# Separation Problems



## Noxiousted (Aug 4, 2018)

I've been having problems with JD for a while now. He runs away from me when I try to get him out of the cage and goes to the nearest corner when I feed or give them both water. Mercedes doesn't he just sits there and watches or hops up on my hand. I thought this would get better as he would see that Mercedes doesn't care. But he still is backing away and not being sociable around me. Though the weirdest part is whenever they are moving around and he wants back in the cage he runs right up to my hand. 

The biggest problem is that I can't separate them. They follow each other EVERYWHERE. Whenever I take JD out and try to be alone with him Mercedes will fly around and try to find him. If I close the door they will scream to each other and try to find each other. I'm at a loss of what to do. I know if I don't get JD alone and try to spend time with him he won't ever learn. He has opened up more though which I'm glad. He is chattering and squawking and running around a lot more. He used to just sit there and have Mercedes chatter in his face all the time and do nothing.


----------



## Blingy (Feb 26, 2018)

In my opinion you should never force a bird to come out of its cage, or take it out against its will. It’s best to just leave the cage door open (only when you’re there to supervise), and let JD come out if and when he’s ready. It sounds like he feels very safe in his cage, which is why he happily hops onto your hand when he’s out. He knows you’re going to likely be taking him back to his cage, which by the sound of it, is where he wants to be.
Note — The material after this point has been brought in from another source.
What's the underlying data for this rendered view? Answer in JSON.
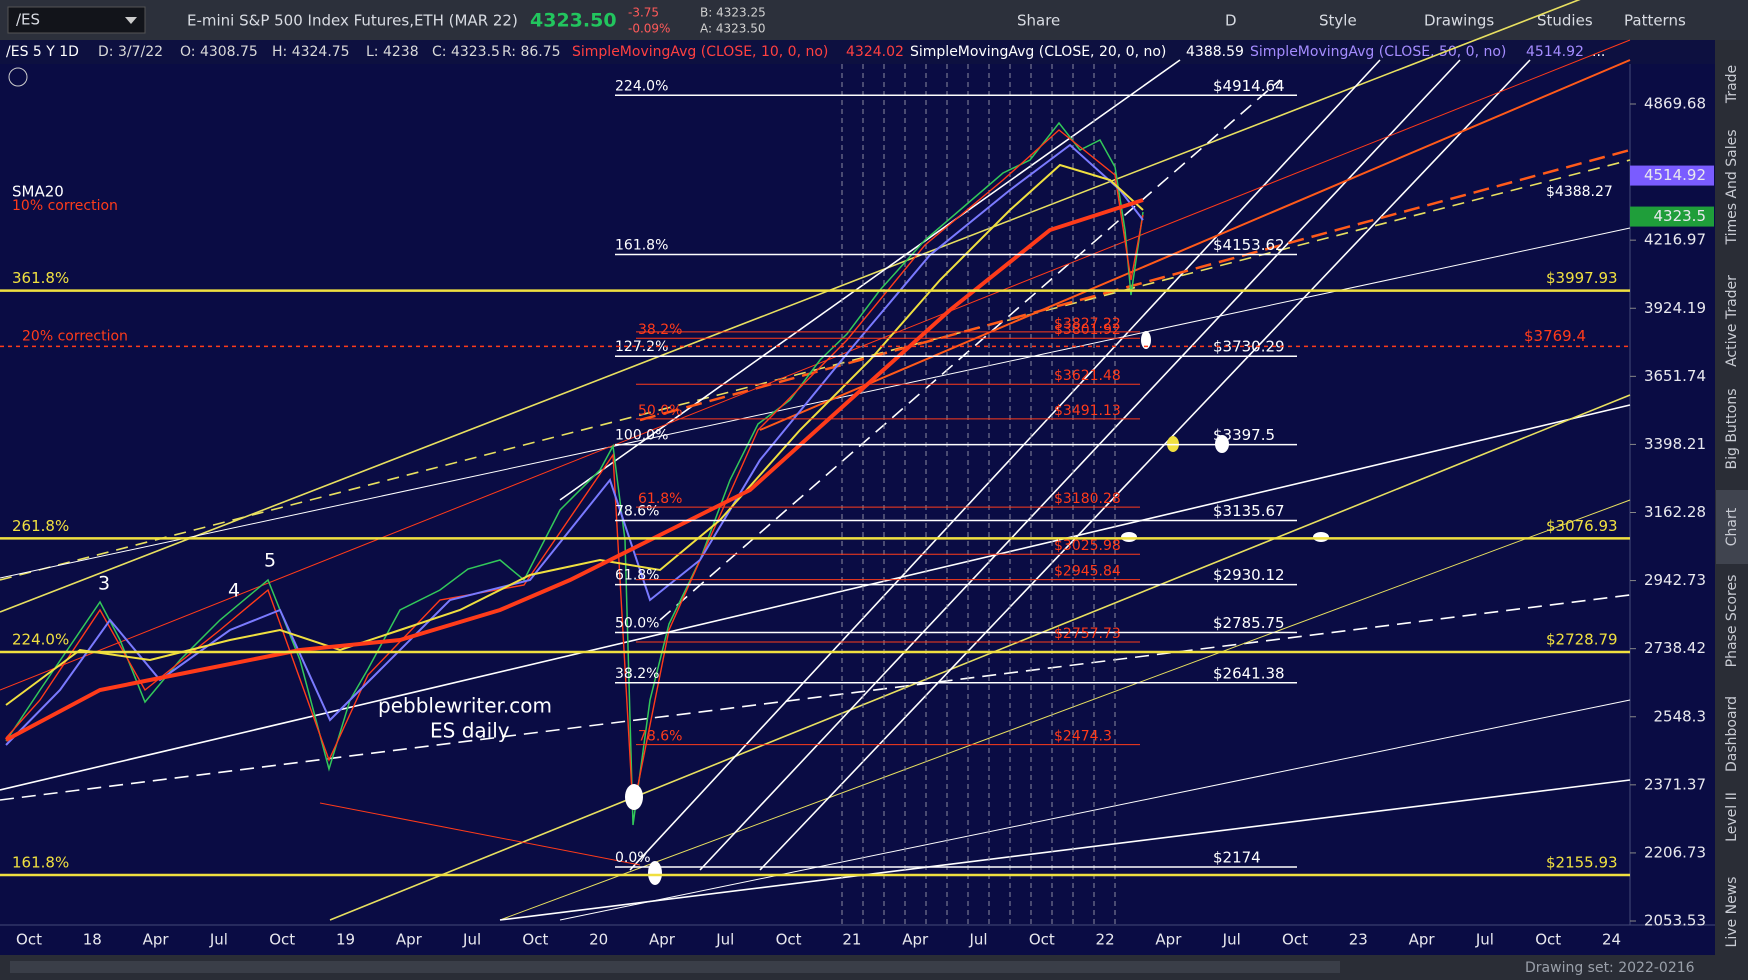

Apart from opening the cage door to encourage him to come out, I’d also keep interacting with Mercedes as JD will likely follow Mercedes lead, see you’re safe and fun and start to want to interact with you. I’d also spend time with JD inside his cage, talking to him, feeding him etc. so he can see you’re safe and bring good things. 
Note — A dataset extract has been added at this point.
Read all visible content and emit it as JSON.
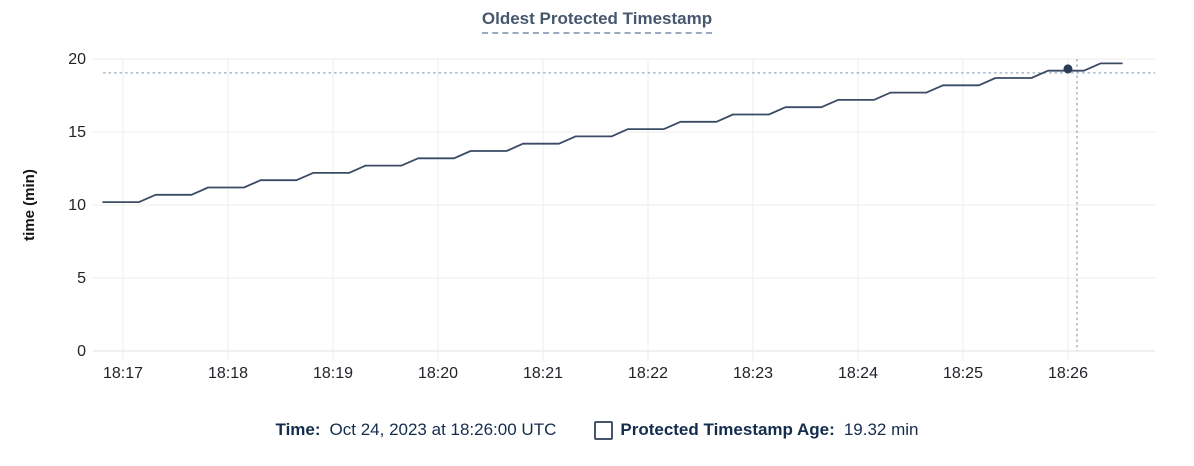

Sent from my iPhone using Tapatalk


----------



## Noxiousted (Aug 4, 2018)

Blingy said:


> In my opinion you should never force a bird to come out of its cage, or take it out against its will. It's best to just leave the cage door open (only when you're there to supervise), and let JD come out if and when he's ready. It sounds like he feels very safe in his cage, which is why he happily hops onto your hand when he's out. He knows you're going to likely be taking him back to his cage, which by the sound of it, is where he wants to be. Apart from opening the cage door to encourage him to come out, I'd also keep interacting with Mercedes as JD will likely follow Mercedes lead, see you're safe and fun and start to want to interact with you. I'd also spend time with JD inside his cage, talking to him, feeding him etc. so he can see you're safe and bring good things.
> 
> Sent from my iPhone using Tapatalk


He already comes out on his own. They both play on the floor together. I only take them out forcefully when I have to clean to cage. Normally I'll take out Mercedes and then he will be willing to come. It's just upsetting that he moves away when I feed them or come to get Mercedes. But I'll work on it.


----------